The Hammer is a bullish reversal pattern that typically forms at the bottom of a downtrend. It signifies that although the price went lower during the session, buyers managed to push the price back up, suggesting that the downtrend might be coming to an end and an upward reversal is possible.

Structure of the Tweezer Bottom Pattern:
1. Body

• The body of the hammer is small, typically located at the top of the candlestick.

• It can be either red (bearish) or green (bullish), but the color doesn’t matter as much as the long lower wick.

2. Lower Shadow

• The lower shadow (tail) is at least twice the length of the body, indicating that sellers tried to push the price lower but were overpowered by buyers.

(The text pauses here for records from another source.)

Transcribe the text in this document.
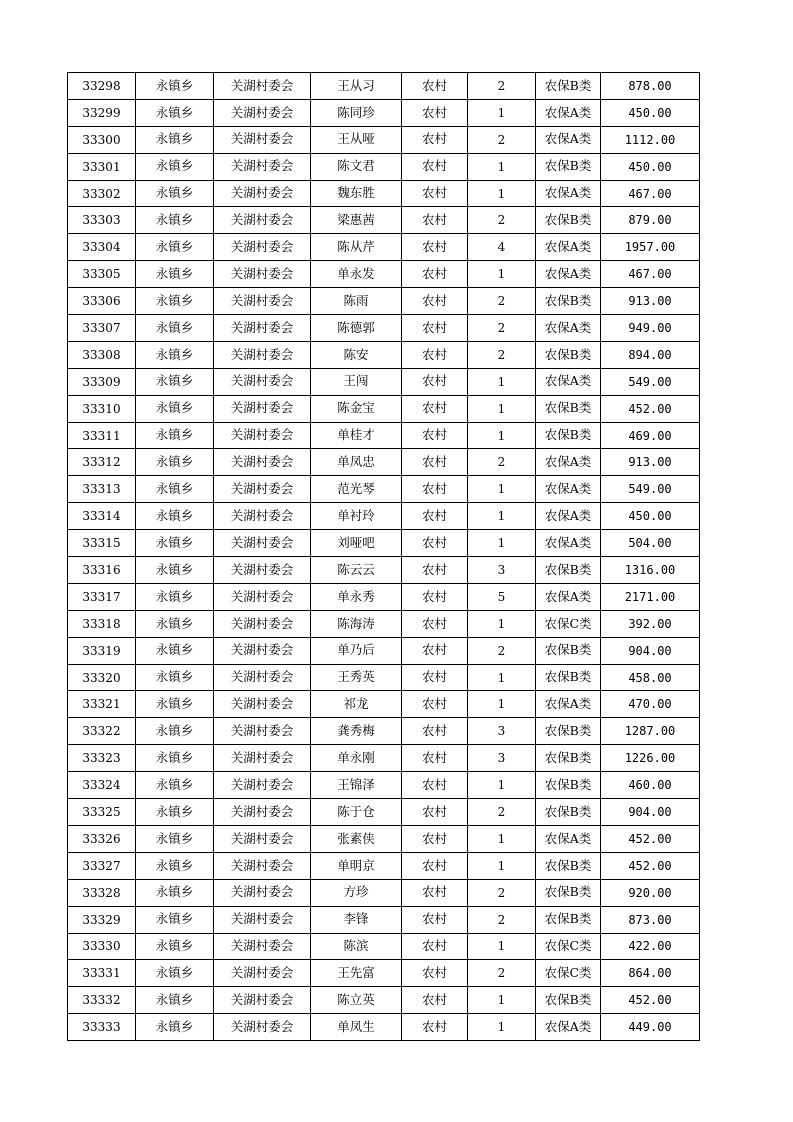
33298	永镇乡	关湖村委会	王从习	农村	2	农保B类	878.00
33299	永镇乡	关湖村委会	陈同珍	农村	1	农保A类	450.00
33300	永镇乡	关湖村委会	王从哑	农村	2	农保A类	1112.00
33301	永镇乡	关湖村委会	陈文君	农村	1	农保B类	450.00
33302	永镇乡	关湖村委会	魏东胜	农村	1	农保A类	467.00
33303	永镇乡	关湖村委会	梁惠茜	农村	2	农保B类	879.00
33304	永镇乡	关湖村委会	陈从芹	农村	4	农保A类	1957.00
33305	永镇乡	关湖村委会	单永发	农村	1	农保A类	467.00
33306	永镇乡	关湖村委会	陈雨	农村	2	农保B类	913.00
33307	永镇乡	关湖村委会	陈德郭	农村	2	农保A类	949.00
33308	永镇乡	关湖村委会	陈安	农村	2	农保B类	894.00
33309	永镇乡	关湖村委会	王闯	农村	1	农保A类	549.00
33310	永镇乡	关湖村委会	陈金宝	农村	1	农保B类	452.00
33311	永镇乡	关湖村委会	单桂才	农村	1	农保B类	469.00
33312	永镇乡	关湖村委会	单凤忠	农村	2	农保A类	913.00
33313	永镇乡	关湖村委会	范光琴	农村	1	农保A类	549.00
33314	永镇乡	关湖村委会	单衬玲	农村	1	农保A类	450.00
33315	永镇乡	关湖村委会	刘哑吧	农村	1	农保A类	504.00
33316	永镇乡	关湖村委会	陈云云	农村	3	农保B类	1316.00
33317	永镇乡	关湖村委会	单永秀	农村	5	农保A类	2171.00
33318	永镇乡	关湖村委会	陈海涛	农村	1	农保C类	392.00
33319	永镇乡	关湖村委会	单乃后	农村	2	农保B类	904.00
33320	永镇乡	关湖村委会	王秀英	农村	1	农保B类	458.00
33321	永镇乡	关湖村委会	祁龙	农村	1	农保A类	470.00
33322	永镇乡	关湖村委会	龚秀梅	农村	3	农保B类	1287.00
33323	永镇乡	关湖村委会	单永刚	农村	3	农保B类	1226.00
33324	永镇乡	关湖村委会	王锦泽	农村	1	农保B类	460.00
33325	永镇乡	关湖村委会	陈于仓	农村	2	农保B类	904.00
33326	永镇乡	关湖村委会	张素侠	农村	1	农保A类	452.00
33327	永镇乡	关湖村委会	单明京	农村	1	农保B类	452.00
33328	永镇乡	关湖村委会	方珍	农村	2	农保B类	920.00
33329	永镇乡	关湖村委会	李锋	农村	2	农保B类	873.00
33330	永镇乡	关湖村委会	陈滨	农村	1	农保C类	422.00
33331	永镇乡	关湖村委会	王先富	农村	2	农保C类	864.00
33332	永镇乡	关湖村委会	陈立英	农村	1	农保B类	452.00
33333	永镇乡	关湖村委会	单凤生	农村	1	农保A类	449.00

3. No Upper Shadow (Ideal Hammer)

• In an ideal hammer, there is no upper shadow, or it is very small.

• This shows that the price was pushed back up after hitting the low, and buyers are in control by the close.

Key Characteristics:

✅ Small body at the top of the candlestick.

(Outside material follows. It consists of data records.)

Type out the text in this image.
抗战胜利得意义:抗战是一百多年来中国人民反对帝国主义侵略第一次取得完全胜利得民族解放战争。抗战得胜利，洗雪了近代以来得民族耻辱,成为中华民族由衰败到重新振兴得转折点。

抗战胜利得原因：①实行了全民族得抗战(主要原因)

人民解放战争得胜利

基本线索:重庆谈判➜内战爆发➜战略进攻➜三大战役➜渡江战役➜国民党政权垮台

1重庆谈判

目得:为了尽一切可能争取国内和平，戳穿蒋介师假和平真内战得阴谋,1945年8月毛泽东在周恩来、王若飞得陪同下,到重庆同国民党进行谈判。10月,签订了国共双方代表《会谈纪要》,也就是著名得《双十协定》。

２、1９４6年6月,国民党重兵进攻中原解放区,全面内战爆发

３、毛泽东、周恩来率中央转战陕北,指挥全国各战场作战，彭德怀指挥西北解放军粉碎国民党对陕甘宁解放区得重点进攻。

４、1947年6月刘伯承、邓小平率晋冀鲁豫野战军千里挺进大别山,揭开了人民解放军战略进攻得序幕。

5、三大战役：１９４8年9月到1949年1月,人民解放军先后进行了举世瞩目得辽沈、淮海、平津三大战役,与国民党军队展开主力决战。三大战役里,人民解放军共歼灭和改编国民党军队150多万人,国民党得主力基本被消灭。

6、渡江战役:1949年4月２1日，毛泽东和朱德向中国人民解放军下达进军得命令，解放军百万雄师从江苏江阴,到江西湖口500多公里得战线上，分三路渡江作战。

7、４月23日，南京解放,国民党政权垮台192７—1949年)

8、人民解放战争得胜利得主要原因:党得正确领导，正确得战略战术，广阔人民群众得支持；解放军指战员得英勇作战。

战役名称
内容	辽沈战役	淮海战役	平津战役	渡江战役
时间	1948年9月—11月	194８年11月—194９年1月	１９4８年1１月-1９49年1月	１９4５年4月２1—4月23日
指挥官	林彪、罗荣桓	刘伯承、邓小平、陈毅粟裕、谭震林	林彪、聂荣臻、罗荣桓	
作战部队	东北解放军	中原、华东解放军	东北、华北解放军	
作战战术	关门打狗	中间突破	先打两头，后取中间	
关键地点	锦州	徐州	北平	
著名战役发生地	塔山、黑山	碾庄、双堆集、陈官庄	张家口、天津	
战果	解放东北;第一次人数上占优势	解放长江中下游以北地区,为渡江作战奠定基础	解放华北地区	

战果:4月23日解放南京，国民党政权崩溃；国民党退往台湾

✅ Long lower shadow, at least twice the length of the body.

✅ No or very small upper shadow (in the ideal hammer).

✅ Occurs at the bottom of a downtrend, signaling a potential reversal.

Psychology Behind the Pattern:

• The long lower shadow suggests that sellers initially controlled the market, but as the price dropped, buyers stepped in and drove the price back up, suggesting a potential reversal to the upside.

• A Hammer shows market rejection of lower prices and indicates that the sentiment might be shifting from bearish to bullish.

Trading Strategy:

📌 Entry: After the hammer has formed and the next candle confirms the reversal, typically when it closes above the high of the hammer.

📌 Stop-loss: Below the low of the hammer.

📌 Target: Next resistance level or based on a risk-reward ratio (e.g., 1:2).

Since Hammer is a strong reversal signal, it’s more reliable when combined with volume confirmation and occurs at a key support level.